The Roads and Transport Authority had said the speed limits on Emirates and Sheikh Mohammed bin Zayed roads in Dubai would be reduced from 120kph to 110kph.
Dubai Police and the RTA originally said they had, during meetings, concluded that the limit should fall and speed cameras be reset for 131kph on both roads to improve safety.
But the decision was later downplayed, with the authority saying anything was possible as an outcome of the discussions.
Emirates Road and Sheikh Mohammed bin Zayed Road are the most dangerous in Dubai.
Last year, 51 people died in accidents on the motorways – 33 on the latter and 18 on the former.
Lt Col Omar Ashour, director of traffic investigation at Al Rashidiya police station, said Emirates Road was one of the five most dangerous in Dubai.
“Ten deaths were reported in Dubai over the past two months, five of which occurred on the Emirates Road,” Lt Col Ashour said.
At the road safety meeting, agreement was reached to launch campaigns to monitor lorries and report any driving offences.
Lt Col Ashour said there were 44,826 general traffic offences in Al Rashidiya’s jurisdiction last year, compared with 53,148 in 2015.
Seventy-five of last year’s offences were for driving under the influence of alcohol. About 995 vehicles were seized in the same period.
Lt Col Ashour said 12 more speed cameras would be installed in the Rashidiya police station area, which covers Mirdif, northern parts of Emirates Road and Sheikh Mohammed bin Zayed Road in Dubai, Al Warqa, Al Twar, Umm Ramool and Nad Al Hamar.

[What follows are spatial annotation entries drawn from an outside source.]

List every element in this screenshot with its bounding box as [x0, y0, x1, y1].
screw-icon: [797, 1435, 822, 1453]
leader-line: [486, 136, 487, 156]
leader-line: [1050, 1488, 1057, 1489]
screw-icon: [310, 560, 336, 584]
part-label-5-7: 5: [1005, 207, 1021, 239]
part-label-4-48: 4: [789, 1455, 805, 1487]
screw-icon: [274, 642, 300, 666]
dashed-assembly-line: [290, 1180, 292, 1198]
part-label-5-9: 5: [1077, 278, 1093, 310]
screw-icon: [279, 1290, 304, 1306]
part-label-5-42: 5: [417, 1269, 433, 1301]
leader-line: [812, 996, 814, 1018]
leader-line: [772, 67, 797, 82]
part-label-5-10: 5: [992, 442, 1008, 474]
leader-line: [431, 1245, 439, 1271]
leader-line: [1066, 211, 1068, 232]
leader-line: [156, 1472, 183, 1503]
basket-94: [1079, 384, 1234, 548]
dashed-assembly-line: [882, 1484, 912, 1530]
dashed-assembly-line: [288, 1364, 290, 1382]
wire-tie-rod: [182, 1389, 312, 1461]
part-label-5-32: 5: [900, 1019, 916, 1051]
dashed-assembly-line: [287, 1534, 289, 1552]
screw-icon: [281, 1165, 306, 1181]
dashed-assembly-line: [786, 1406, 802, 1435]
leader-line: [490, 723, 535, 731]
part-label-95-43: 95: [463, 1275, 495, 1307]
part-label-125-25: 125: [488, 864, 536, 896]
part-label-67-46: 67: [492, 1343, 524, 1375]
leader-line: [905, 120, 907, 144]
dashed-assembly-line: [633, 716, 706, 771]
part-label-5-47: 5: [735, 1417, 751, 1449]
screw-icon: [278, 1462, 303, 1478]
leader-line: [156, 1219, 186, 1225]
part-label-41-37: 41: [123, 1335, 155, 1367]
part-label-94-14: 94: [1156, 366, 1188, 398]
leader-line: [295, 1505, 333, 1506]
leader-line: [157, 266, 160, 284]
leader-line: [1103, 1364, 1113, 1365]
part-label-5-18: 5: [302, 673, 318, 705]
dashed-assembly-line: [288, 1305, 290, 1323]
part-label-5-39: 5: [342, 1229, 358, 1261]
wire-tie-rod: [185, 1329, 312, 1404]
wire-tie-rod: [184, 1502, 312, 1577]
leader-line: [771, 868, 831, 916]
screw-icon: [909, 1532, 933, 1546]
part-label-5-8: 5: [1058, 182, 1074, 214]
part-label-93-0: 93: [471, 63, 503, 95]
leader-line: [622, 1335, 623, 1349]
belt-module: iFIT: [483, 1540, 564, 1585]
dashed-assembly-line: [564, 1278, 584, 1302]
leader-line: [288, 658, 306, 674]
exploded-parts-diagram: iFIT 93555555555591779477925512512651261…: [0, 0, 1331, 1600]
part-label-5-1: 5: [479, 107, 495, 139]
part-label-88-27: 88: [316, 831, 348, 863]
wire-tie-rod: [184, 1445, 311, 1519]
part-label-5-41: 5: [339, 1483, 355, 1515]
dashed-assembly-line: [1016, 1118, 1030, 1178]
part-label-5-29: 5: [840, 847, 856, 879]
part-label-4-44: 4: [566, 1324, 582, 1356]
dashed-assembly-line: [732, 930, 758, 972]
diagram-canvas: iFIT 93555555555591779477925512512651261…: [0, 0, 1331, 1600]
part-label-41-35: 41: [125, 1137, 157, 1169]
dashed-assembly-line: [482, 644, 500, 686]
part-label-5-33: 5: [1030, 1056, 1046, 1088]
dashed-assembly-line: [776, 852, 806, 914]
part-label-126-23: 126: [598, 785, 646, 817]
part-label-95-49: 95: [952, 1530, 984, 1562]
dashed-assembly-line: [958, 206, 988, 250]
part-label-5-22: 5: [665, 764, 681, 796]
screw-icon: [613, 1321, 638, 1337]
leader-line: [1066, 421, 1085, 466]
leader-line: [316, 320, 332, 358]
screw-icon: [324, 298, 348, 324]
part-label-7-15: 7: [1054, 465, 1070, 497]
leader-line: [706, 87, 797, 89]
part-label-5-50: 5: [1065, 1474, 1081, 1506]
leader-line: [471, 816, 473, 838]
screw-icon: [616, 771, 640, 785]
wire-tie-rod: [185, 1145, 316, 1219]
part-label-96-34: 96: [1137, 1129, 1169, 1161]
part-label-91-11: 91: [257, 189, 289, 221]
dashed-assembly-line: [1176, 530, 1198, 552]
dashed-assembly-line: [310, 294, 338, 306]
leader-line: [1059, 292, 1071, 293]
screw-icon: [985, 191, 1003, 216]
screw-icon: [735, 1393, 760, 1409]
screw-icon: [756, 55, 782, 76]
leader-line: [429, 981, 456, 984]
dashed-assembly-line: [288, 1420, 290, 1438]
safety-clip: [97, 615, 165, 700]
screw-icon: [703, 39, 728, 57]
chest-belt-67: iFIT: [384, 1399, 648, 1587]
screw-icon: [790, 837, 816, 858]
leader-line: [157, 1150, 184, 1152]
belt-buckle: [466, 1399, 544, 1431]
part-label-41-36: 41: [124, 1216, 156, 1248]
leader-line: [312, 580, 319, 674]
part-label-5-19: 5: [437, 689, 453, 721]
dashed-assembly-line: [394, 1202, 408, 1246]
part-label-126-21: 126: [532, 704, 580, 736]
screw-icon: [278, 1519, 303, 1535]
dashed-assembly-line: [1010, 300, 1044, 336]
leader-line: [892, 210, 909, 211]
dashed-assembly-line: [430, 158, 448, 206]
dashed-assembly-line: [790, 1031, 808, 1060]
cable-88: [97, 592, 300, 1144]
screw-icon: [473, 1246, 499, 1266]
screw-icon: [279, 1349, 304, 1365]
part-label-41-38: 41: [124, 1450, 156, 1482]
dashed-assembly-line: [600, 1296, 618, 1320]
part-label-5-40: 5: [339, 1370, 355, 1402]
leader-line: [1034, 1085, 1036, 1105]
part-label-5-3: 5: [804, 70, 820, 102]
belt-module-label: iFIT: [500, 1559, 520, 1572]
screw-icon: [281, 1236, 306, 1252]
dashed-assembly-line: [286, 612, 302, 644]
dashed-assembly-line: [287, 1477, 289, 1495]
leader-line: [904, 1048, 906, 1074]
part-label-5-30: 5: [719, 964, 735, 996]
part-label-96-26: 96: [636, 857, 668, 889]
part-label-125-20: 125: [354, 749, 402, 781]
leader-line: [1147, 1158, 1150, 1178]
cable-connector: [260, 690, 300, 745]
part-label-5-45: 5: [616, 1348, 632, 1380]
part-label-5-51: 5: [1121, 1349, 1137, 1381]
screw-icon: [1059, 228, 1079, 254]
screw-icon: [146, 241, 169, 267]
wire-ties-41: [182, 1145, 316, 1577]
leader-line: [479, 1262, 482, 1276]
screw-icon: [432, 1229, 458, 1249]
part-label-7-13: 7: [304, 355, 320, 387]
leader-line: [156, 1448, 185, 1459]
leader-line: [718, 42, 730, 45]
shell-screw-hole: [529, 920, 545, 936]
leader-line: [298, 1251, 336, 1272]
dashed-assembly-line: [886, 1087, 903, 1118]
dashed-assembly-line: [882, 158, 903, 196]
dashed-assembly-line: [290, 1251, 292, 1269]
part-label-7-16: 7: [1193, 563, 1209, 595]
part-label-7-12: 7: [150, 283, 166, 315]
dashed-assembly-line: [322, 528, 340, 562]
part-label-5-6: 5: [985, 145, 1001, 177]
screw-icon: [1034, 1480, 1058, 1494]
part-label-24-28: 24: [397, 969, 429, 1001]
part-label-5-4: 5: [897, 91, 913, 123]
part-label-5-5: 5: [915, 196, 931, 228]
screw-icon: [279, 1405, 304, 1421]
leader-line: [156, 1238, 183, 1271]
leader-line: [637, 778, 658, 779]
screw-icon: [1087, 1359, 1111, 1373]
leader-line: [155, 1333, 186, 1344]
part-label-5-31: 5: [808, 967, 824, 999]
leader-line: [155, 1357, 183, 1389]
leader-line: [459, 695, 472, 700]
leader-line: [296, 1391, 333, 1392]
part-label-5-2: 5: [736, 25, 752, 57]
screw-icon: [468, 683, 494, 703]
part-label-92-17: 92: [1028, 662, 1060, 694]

Dubai traffic police have increased patrols and radar on the emirate’s most dangerous roads in an attempt to reduce the number of deaths.
Thomas Edelmann, founder of RoadSafetyUAE.com, said reducing the speed limit was one way to reduce road fatalities and the severity of accidents.
Introducing an element of surprise for motorists, especially on roads where major accidents take place, is another method, said Mr Edelmann. This requires more police and civil patrol cars as well as more mobile radar.
“What I mean by the element of surprise is producing the perception among motorists that their behaviour is constantly monitored by police,” he said.
“Those who are committing traffic crime usually slow down whenever they see a radar,” Mr Edelmann said.
Research conducted by his group on why motorists speed showed that 67 per cent did so because they were running late, 53 per cent sped for fun or to impress others, and 45 per cent did so out of habit.
“Despite widespread awareness of the UAE’s driving rules, many motorists seem to be consciously ignoring the dangers of speeding,” Mr Edelmann said.
“We need to address the main motivators behind speeding by holistic and permanent awareness initiatives, focusing on the need for proper time management and the importance of overcoming the nuisance of impressing others and entrenched habits.”